Significantly, Gabriel Manasan’s affidavit of service shows that the petition for review was filed with the Court of Appeals in Manila through registered mail. This mode of filing is permitted under Section 11 of Rule 13 since it s obviously impractical for petitioners and their counsel, who are all residents of Cagayan de Oro City, to personally file their petition in Manila. As to the service of copies of the petition, Manasan personally served the same on respondents’ counsel and the RTC in Cagayan de Oro City, thus fully complying with Section 11.

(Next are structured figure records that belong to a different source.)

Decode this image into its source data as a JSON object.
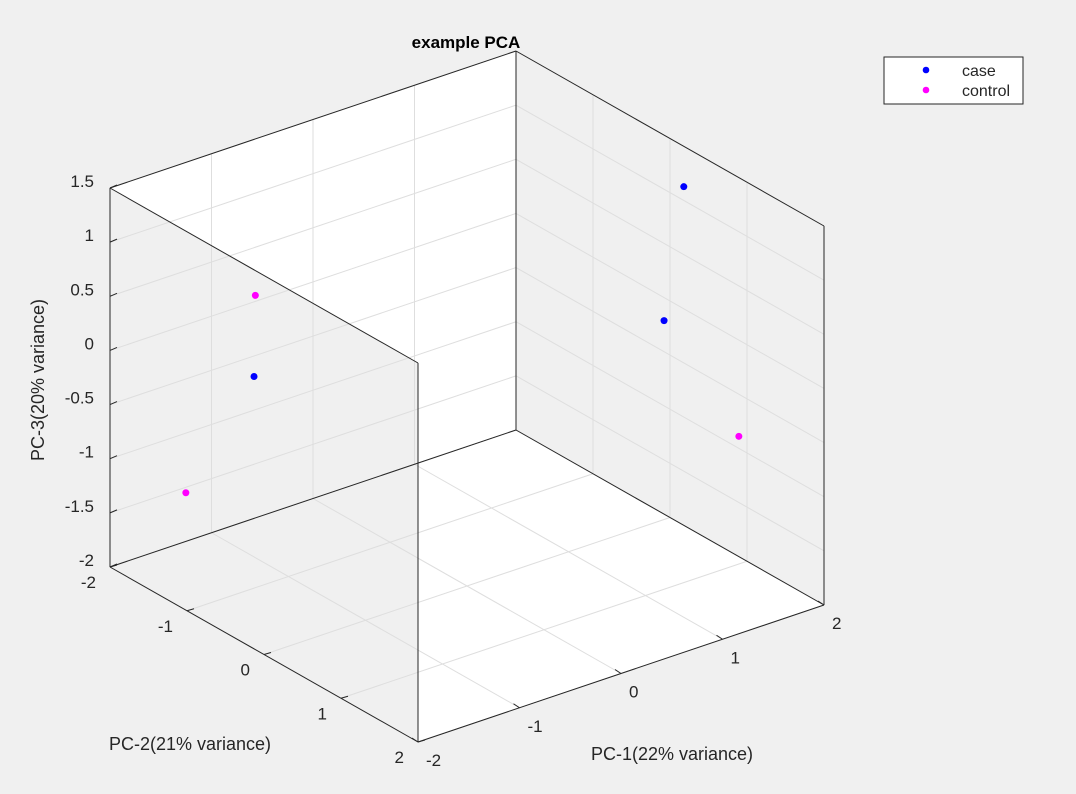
{
  "chart_data": {
    "type": "scatter",
    "title": "example PCA",
    "xlabel": "PC-1(22% variance)",
    "ylabel": "PC-2(21% variance)",
    "zlabel": "PC-3(20% variance)",
    "xlim": [
      -2,
      2
    ],
    "ylim": [
      -2,
      2
    ],
    "zlim": [
      -2,
      1.5
    ],
    "x_ticks": [
      "-2",
      "-1",
      "0",
      "1",
      "2"
    ],
    "y_ticks": [
      "-2",
      "-1",
      "0",
      "1",
      "2"
    ],
    "z_ticks": [
      "-2",
      "-1.5",
      "-1",
      "-0.5",
      "0",
      "0.5",
      "1",
      "1.5"
    ],
    "grid": true,
    "box": true,
    "view": "3d",
    "legend_position": "top-right",
    "series": [
      {
        "name": "case",
        "color": "#0000ff",
        "points": [
          {
            "x": 1.62,
            "y": 0.68,
            "z": 1.45
          },
          {
            "x": 1.16,
            "y": 1.03,
            "z": 0.5
          },
          {
            "x": -1.37,
            "y": -0.96,
            "z": -0.02
          }
        ]
      },
      {
        "name": "control",
        "color": "#ff00ff",
        "points": [
          {
            "x": -1.41,
            "y": -0.89,
            "z": 0.77
          },
          {
            "x": 1.73,
            "y": 1.25,
            "z": -0.66
          },
          {
            "x": -1.23,
            "y": -2.03,
            "z": -1.57
          }
        ]
      }
    ]
  }
}
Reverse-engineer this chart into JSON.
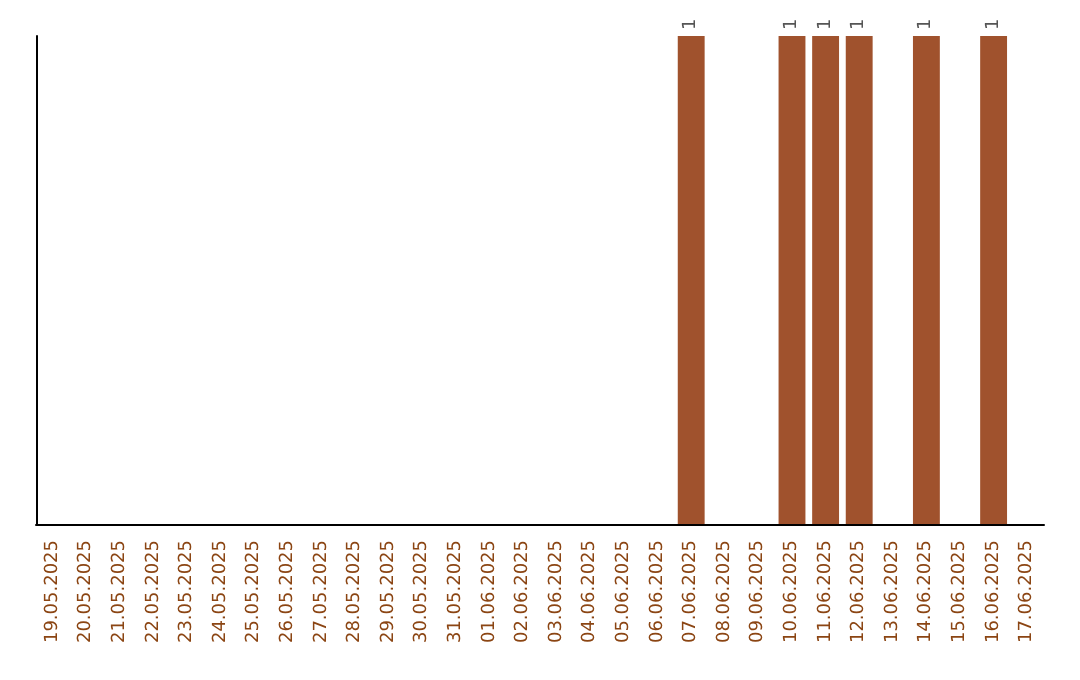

Clearly, Manasan’s affidavit of service is a substantial compliance with the requirement under Section 11. It bears stressing that petitioners’ procedural lapse in not appending such affidavit to their petition did not in any way thwart the laudable objective of Section 11 as stated in Solar, i.e., to quell the lawyers’ unethical practice of deliberately resorting to delays in the filing and service of pleadings, motions and other papers. Indeed, the evil sought to be prevented by the new rule is absent here. Also, there is absolutely no indication from petitioners’ omission that they demonstrated their contempt for the Rules and our directive in Solar, as claimed by respondents.
Moreover, we note that the Court of Appeals, despite petitioners’ motion for reconsideration showing compliance with Section 11, still denied the same, without taking into account the importance of the issues raised in the petition.
In Sebastian vs. Morales, we ruled that “rules of procedure must be faithfully followed except only when for persuasive reasons, they may be relaxed to relieve a litigant of an injustice not commensurate with his failure to comply with the prescribed procedure,” which exception is present here.
In fine, we hold that the Court of Appeals, in issuing its assailed Resolutions, acted with grave abuse of discretion amounting to lack or excess of jurisdiction.